Wycliff Mokaya said his daughter was killed by a stray bullet while on their third-floor balcony in the capital’s Mathare slum.
“I was watching her play with her friends when she suddenly fell down,” Mr Mokaya said. “She was my only hope.”
His daughter is one of a growing number of people killed during protests following the re-election of President Uhuru Kenyatta.
Kenya’s opposition has accused the security forces of killing more than 100 people including children but has not produced any proof of their claims.
A senior member of the opposition coalition (NASA) James Orengo also claimed police had provoked the violence and urged supporters to stay out of harms way.
A security official said nine young men shot dead in the Mathare district overnight have now been bought to the city morgue.
The official believed the men had been killed by police in anti-looting operations.
Two more fatal shootings have also been confirmed on the outskirts of Kisumu, an area where opposition leader Raila Odinga enjoys strong support.
Demonstrations have largely taken place in opposition strongholds, but have generated comparisons with the disputed 2007 election which led to two months of ethno-political violence that left 1,100 people dead.

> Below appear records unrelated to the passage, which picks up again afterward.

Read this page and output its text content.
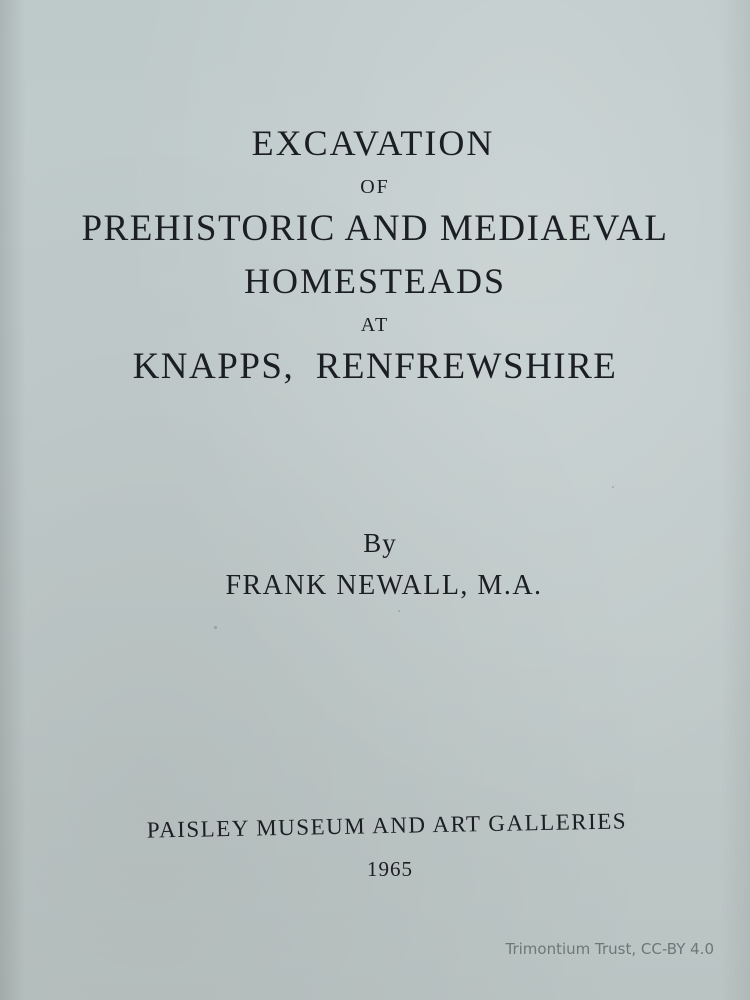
EXCAVATION
OF
PREHISTORIC AND MEDIAEVAL
HOMESTEADS
AT
KNAPPS,  RENFREWSHIRE
By
FRANK NEWALL, M.A.
PAISLEY MUSEUM AND ART GALLERIES
1965
Trimontium Trust, CC-BY 4.0
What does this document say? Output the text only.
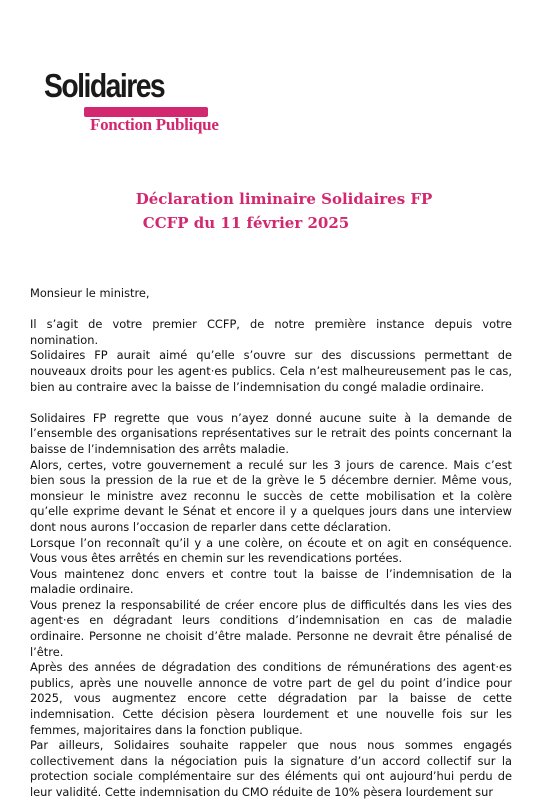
Solidaires
Fonction Publique
Déclaration liminaire Solidaires FP
CCFP du 11 février 2025

Monsieur le ministre,

Il s’agit de votre premier CCFP, de notre première instance depuis votre nomination.

Solidaires FP aurait aimé qu’elle s’ouvre sur des discussions permettant de nouveaux droits pour les agent·es publics. Cela n’est malheureusement pas le cas, bien au contraire avec la baisse de l’indemnisation du congé maladie ordinaire.

Solidaires FP regrette que vous n’ayez donné aucune suite à la demande de l’ensemble des organisations représentatives sur le retrait des points concernant la baisse de l’indemnisation des arrêts maladie.

Alors, certes, votre gouvernement a reculé sur les 3 jours de carence. Mais c’est bien sous la pression de la rue et de la grève le 5 décembre dernier. Même vous, monsieur le ministre avez reconnu le succès de cette mobilisation et la colère qu’elle exprime devant le Sénat et encore il y a quelques jours dans une interview dont nous aurons l’occasion de reparler dans cette déclaration.

Lorsque l’on reconnaît qu’il y a une colère, on écoute et on agit en conséquence. Vous vous êtes arrêtés en chemin sur les revendications portées.

Vous maintenez donc envers et contre tout la baisse de l’indemnisation de la maladie ordinaire.

Vous prenez la responsabilité de créer encore plus de difficultés dans les vies des agent·es en dégradant leurs conditions d’indemnisation en cas de maladie ordinaire. Personne ne choisit d’être malade. Personne ne devrait être pénalisé de l’être.

Après des années de dégradation des conditions de rémunérations des agent·es publics, après une nouvelle annonce de votre part de gel du point d’indice pour 2025, vous augmentez encore cette dégradation par la baisse de cette indemnisation. Cette décision pèsera lourdement et une nouvelle fois sur les femmes, majoritaires dans la fonction publique.

Par ailleurs, Solidaires souhaite rappeler que nous nous sommes engagés collectivement dans la négociation puis la signature d’un accord collectif sur la protection sociale complémentaire sur des éléments qui ont aujourd’hui perdu de leur validité. Cette indemnisation du CMO réduite de 10% pèsera lourdement sur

Protests in the Kawangware slum in Nairobi have left burning tyres, debris and looted shops following running battles between opposition supporters and police.
Mr Odinga has claimed his loss was down to vote rigging and said the election was a “charade”.

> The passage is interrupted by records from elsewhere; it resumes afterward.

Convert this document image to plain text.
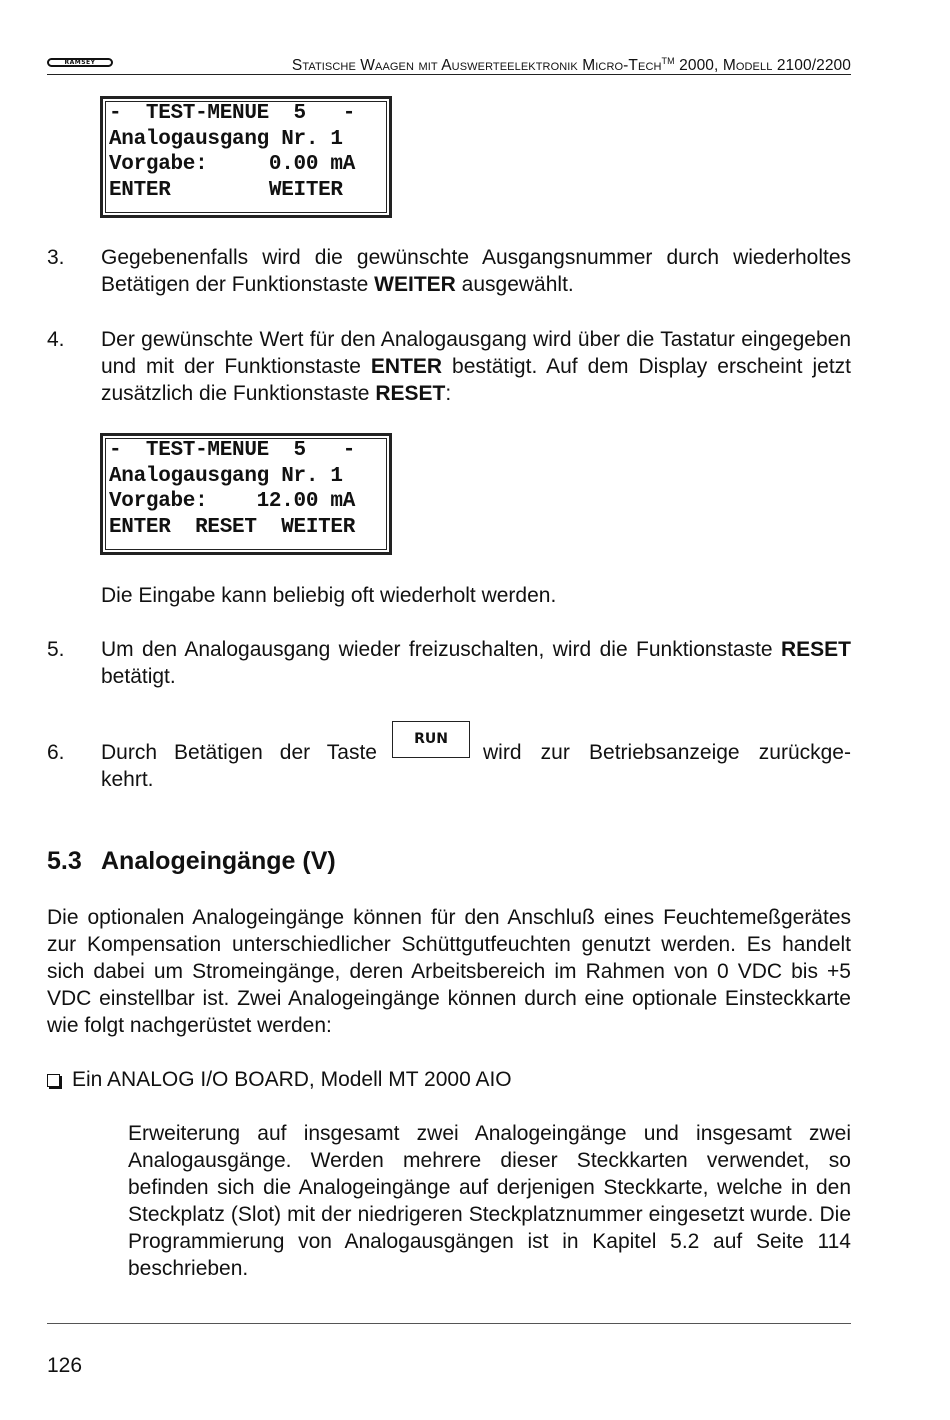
RAMSEY	Statische Waagen mit Auswerteelektronik Micro-Tech™ 2000, Modell 2100/2200
-  TEST-MENUE  5   -
Analogausgang Nr. 1
Vorgabe:     0.00 mA
ENTER        WEITER
3. Gegebenenfalls wird die gewünschte Ausgangsnummer durch wiederholtes Betätigen der Funktionstaste WEITER ausgewählt.
4. Der gewünschte Wert für den Analogausgang wird über die Tastatur eingegeben und mit der Funktionstaste ENTER bestätigt. Auf dem Display erscheint jetzt zusätzlich die Funktionstaste RESET:
-  TEST-MENUE  5   -
Analogausgang Nr. 1
Vorgabe:    12.00 mA
ENTER  RESET  WEITER
Die Eingabe kann beliebig oft wiederholt werden.
5. Um den Analogausgang wieder freizuschalten, wird die Funktionstaste RESET betätigt.
6. Durch Betätigen der Taste
RUN
wird zur Betriebsanzeige zurückgekehrt.
5.3 Analogeingänge (V)
Die optionalen Analogeingänge können für den Anschluß eines Feuchtemeßgerätes zur Kompensation unterschiedlicher Schüttgutfeuchten genutzt werden. Es handelt sich dabei um Stromeingänge, deren Arbeitsbereich im Rahmen von 0 VDC bis +5 VDC einstellbar ist. Zwei Analogeingänge können durch eine optionale Einsteckkarte wie folgt nachgerüstet werden:
Ein ANALOG I/O BOARD, Modell MT 2000 AIO
Erweiterung auf insgesamt zwei Analogeingänge und insgesamt zwei Analogausgänge. Werden mehrere dieser Steckkarten verwendet, so befinden sich die Analogeingänge auf derjenigen Steckkarte, welche in den Steckplatz (Slot) mit der niedrigeren Steckplatznummer eingesetzt wurde. Die Programmierung von Analogausgängen ist in Kapitel 5.2 auf Seite 114 beschrieben.
126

The 72-year-old politician has now had four unsuccessful attempts to win the presidency.
But Kenya’s main domestic poll monitoring organisation, ELOG, says it has found no evidence to suggest the election was manipulated or inaccurate.
The group’s own vote tally projected 54% of the vote for President Uhuru Kenyatta, compared to the official count of 54.3%, which ELOG said was well within their 1.9% margin of error.
Mr Kenyatta, 55, is a wealthy businessman and the son of Kenya’s first president.
He has called for unity following the election, saying “there is no need for violence”.
He added: “I reach out to you. I reach out to all your supporters. To our brothers, our worthy competitors, we are not enemies, we are all citizens of the same republic.”